It’s no secret that farmers throughout the EU have grown more and more pissed off with the state of their trade. Profitability is falling, competitors from overseas is fierce, and worries about paperwork and forms proceed to mount. Fewer younger persons are taking up the household farm, choosing different careers as an alternative. On high of those long-standing challenges, the warfare in Iran is including new pressures, notably with rising fertiliser prices. We sat down to debate these points with the EU’s Commissioner for Agriculture and Food, Christophe Hansen.
“The war going on in the Middle East is having a huge impact on our economy,” Hansen tells us. “We have trade flows going through these lanes. We are dependent on imports from there when it comes to oil and LNG (liquefied natural gas). But also, fertilisers are going through the affected region. Production sites (for fertilisers) are halted. So, this is creating problems for the agricultural sector. And generally speaking, our economy will have issues to cope with the situation.”
For Hansen, the warfare highlights the EU’s vulnerability in the case of provide chains. “One of our weaknesses is that we are heavily dependent on imports from third countries, on fertilisers and on energy,” Hansen says. “Fertilizer prices were going up by 60% since 2020. So, this was already putting cereal producers really on edge. This is not a sustainable situation. We need to find solutions. We have the agricultural reserve, but this is of course not nearly sufficient. So, we have to find other possibilities to help farmers to cope with this situation.”

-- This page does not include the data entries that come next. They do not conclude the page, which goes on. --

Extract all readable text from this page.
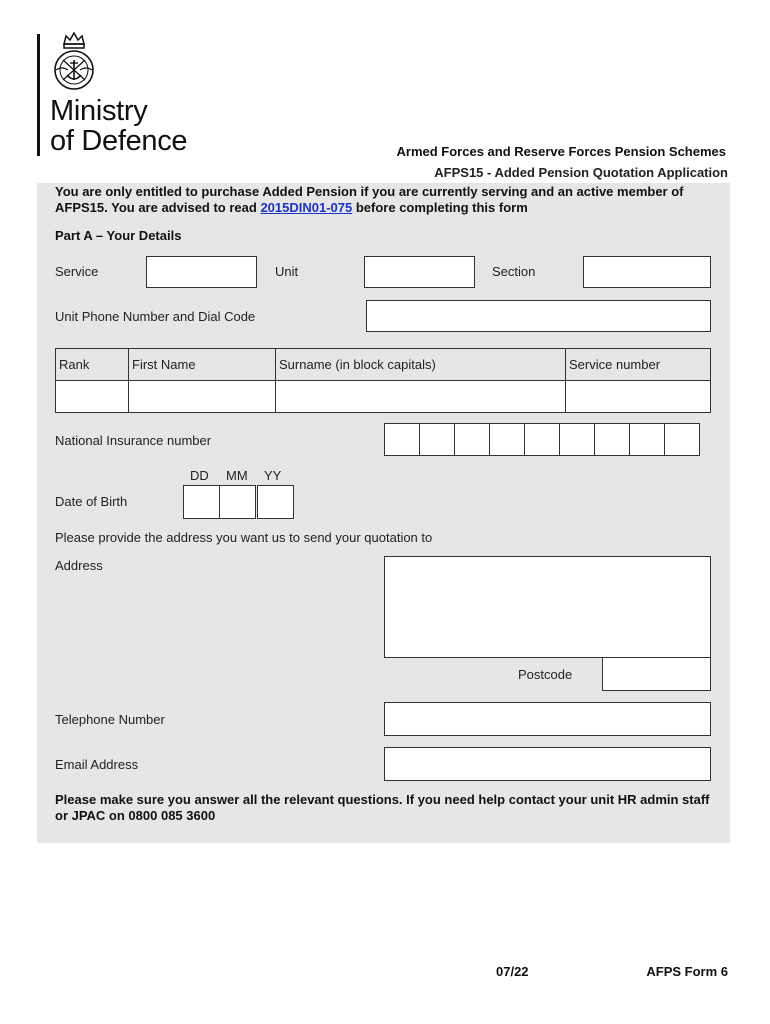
Ministry
of Defence	Armed Forces and Reserve Forces Pension Schemes
AFPS15 - Added Pension Quotation Application
You are only entitled to purchase Added Pension if you are currently serving and an active member of AFPS15. You are advised to read 2015DIN01-075 before completing this form
Part A – Your Details
Service	Unit	Section
Unit Phone Number and Dial Code
Rank	First Name	Surname (in block capitals)	Service number
National Insurance number
DD MM YY
Date of Birth
Please provide the address you want us to send your quotation to
Address
Postcode
Telephone Number
Email Address
Please make sure you answer all the relevant questions. If you need help contact your unit HR admin staff or JPAC on 0800 085 3600
07/22	AFPS Form 6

We ask Hansen if the Commission has made a dangerous political gamble by provisionally making use of the controversial EU-Mercosur commerce settlement (with Latin American international locations), regardless of opposition from farmers, commerce unions, and MEPs within the EU Parliament.
“Well, it would not be the first time that a trade agreement is provisionally applied,” Hansen solutions. “There are precedents for that. And there was a very clear mandate from the (EU) Council side to go for this provisional application. The Parliament decided not to immediately vote on the consent. It is of course free to do so.” Hansen is adamant that “many sectors are really wishing for this agreement. The wine and spirits sector; the dairy sector; the olive oil sector; the ham sector of Italy and Spain as well. This is the economic reality.”
Christophe Hansen insists that the Commission’s simplification agenda doesn’t imply a watering down of environmental requirements in agriculture, notably in the case of pesticides. This regardless of main issues flagged up by the likes of the European Environmental Bureau and the Pesticides Action Network Europe.
“The approval of products is currently a very long procedure which, unfortunately, is blocking, for example, the marketing of new biopesticides that are low-risk substances. Those (new products) have the same approval time – 7 to 8 to 10 years. This is too slow. And when I speak to the manufacturers of these new alternatives to the classic chemical products, they say, ‘well, we are going to move to the United States’. We funded the research, and then they go elsewhere because our procedures are too slow. That has to change. Otherwise, we will not be competitive with anybody in the world anymore.”